Respondents of the Federal User Group survey include a mix of IT people working in the Federal sector, including at civilian agencies, defense agencies, system integrators and government contractors. The results were particularly interesting when compared to a similar, private sector-focused study that Serena performed last year at Gartner’s AADI Summit.
For instance, Standardizing Methodologies was the number one application development priority in the Federal survey, but ranked number four with private-sector respondents (there were a total of eight priorities in both studies). In addition, Automating Tasks was more important to the Federal group, reported as the number three priority, but was near the bottom of the responses from the Gartner AADI Summit. At the other end of the spectrum, respondents from the Gartner AADI Summit ranked Agile Development near the top in importance (number two priority), whereas it fell near the bottom in overall importance for Federal respondents. Interestingly enough, the hype of cloud computing was lost on both sides as both Federal respondents and those surveyed at the Gartner AADI Summit had Moving Apps to the Cloud as their least important priority.
While development priorities may differ according to the research, all IT organizations agree on key initiatives including these three in the order below:
- Management of application development as a business process;
- Central or federated repository for all application development artifacts;
- End-to-end traceability from production back to requirements.

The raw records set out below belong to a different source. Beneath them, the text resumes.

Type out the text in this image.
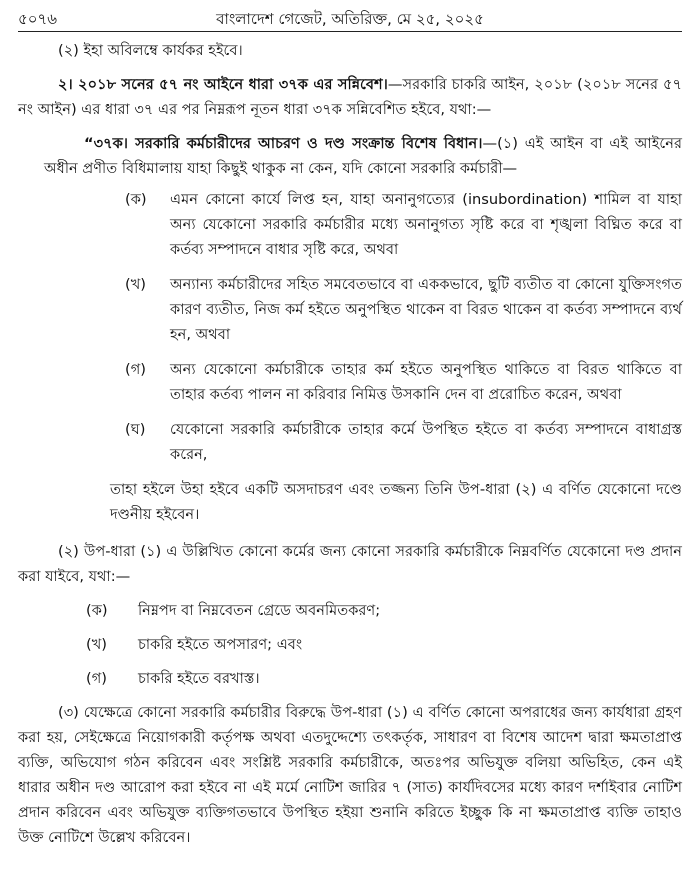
৫০৭৬	বাংলাদেশ গেজেট, অতিরিক্ত, মে ২৫, ২০২৫

(২) ইহা অবিলম্বে কার্যকর হইবে।

২। ২০১৮ সনের ৫৭ নং আইনে ধারা ৩৭ক এর সন্নিবেশ।—সরকারি চাকরি আইন, ২০১৮ (২০১৮ সনের ৫৭ নং আইন) এর ধারা ৩৭ এর পর নিম্নরূপ নূতন ধারা ৩৭ক সন্নিবেশিত হইবে, যথা:—

“৩৭ক। সরকারি কর্মচারীদের আচরণ ও দণ্ড সংক্রান্ত বিশেষ বিধান।—(১) এই আইন বা এই আইনের অধীন প্রণীত বিধিমালায় যাহা কিছুই থাকুক না কেন, যদি কোনো সরকারি কর্মচারী—

(ক)	এমন কোনো কার্যে লিপ্ত হন, যাহা অনানুগত্যের (insubordination) শামিল বা যাহা অন্য যেকোনো সরকারি কর্মচারীর মধ্যে অনানুগত্য সৃষ্টি করে বা শৃঙ্খলা বিঘ্নিত করে বা কর্তব্য সম্পাদনে বাধার সৃষ্টি করে, অথবা
(খ)	অন্যান্য কর্মচারীদের সহিত সমবেতভাবে বা এককভাবে, ছুটি ব্যতীত বা কোনো যুক্তিসংগত কারণ ব্যতীত, নিজ কর্ম হইতে অনুপস্থিত থাকেন বা বিরত থাকেন বা কর্তব্য সম্পাদনে ব্যর্থ হন, অথবা
(গ)	অন্য যেকোনো কর্মচারীকে তাহার কর্ম হইতে অনুপস্থিত থাকিতে বা বিরত থাকিতে বা তাহার কর্তব্য পালন না করিবার নিমিত্ত উসকানি দেন বা প্ররোচিত করেন, অথবা
(ঘ)	যেকোনো সরকারি কর্মচারীকে তাহার কর্মে উপস্থিত হইতে বা কর্তব্য সম্পাদনে বাধাগ্রস্ত করেন,

তাহা হইলে উহা হইবে একটি অসদাচরণ এবং তজ্জন্য তিনি উপ-ধারা (২) এ বর্ণিত যেকোনো দণ্ডে দণ্ডনীয় হইবেন।

(২) উপ-ধারা (১) এ উল্লিখিত কোনো কর্মের জন্য কোনো সরকারি কর্মচারীকে নিম্নবর্ণিত যেকোনো দণ্ড প্রদান করা যাইবে, যথা:—

(ক)	নিম্নপদ বা নিম্নবেতন গ্রেডে অবনমিতকরণ;
(খ)	চাকরি হইতে অপসারণ; এবং
(গ)	চাকরি হইতে বরখাস্ত।

(৩) যেক্ষেত্রে কোনো সরকারি কর্মচারীর বিরুদ্ধে উপ-ধারা (১) এ বর্ণিত কোনো অপরাধের জন্য কার্যধারা গ্রহণ করা হয়, সেইক্ষেত্রে নিয়োগকারী কর্তৃপক্ষ অথবা এতদুদ্দেশ্যে তৎকর্তৃক, সাধারণ বা বিশেষ আদেশ দ্বারা ক্ষমতাপ্রাপ্ত ব্যক্তি, অভিযোগ গঠন করিবেন এবং সংশ্লিষ্ট সরকারি কর্মচারীকে, অতঃপর অভিযুক্ত বলিয়া অভিহিত, কেন এই ধারার অধীন দণ্ড আরোপ করা হইবে না এই মর্মে নোটিশ জারির ৭ (সাত) কার্যদিবসের মধ্যে কারণ দর্শাইবার নোটিশ প্রদান করিবেন এবং অভিযুক্ত ব্যক্তিগতভাবে উপস্থিত হইয়া শুনানি করিতে ইচ্ছুক কি না ক্ষমতাপ্রাপ্ত ব্যক্তি তাহাও উক্ত নোটিশে উল্লেখ করিবেন।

So what does this research tell us? While the Federal sector may consider Agile less important among all their different IT priorities (compared to the private sector adopting Agile methods more often), it has in fact adopted more forward-thinking automated development processes than the private sector.
Reducing overall application development costs and delivering applications faster are undoubtedly key priorities to both sectors. How each sector gets applications released into production is what varies.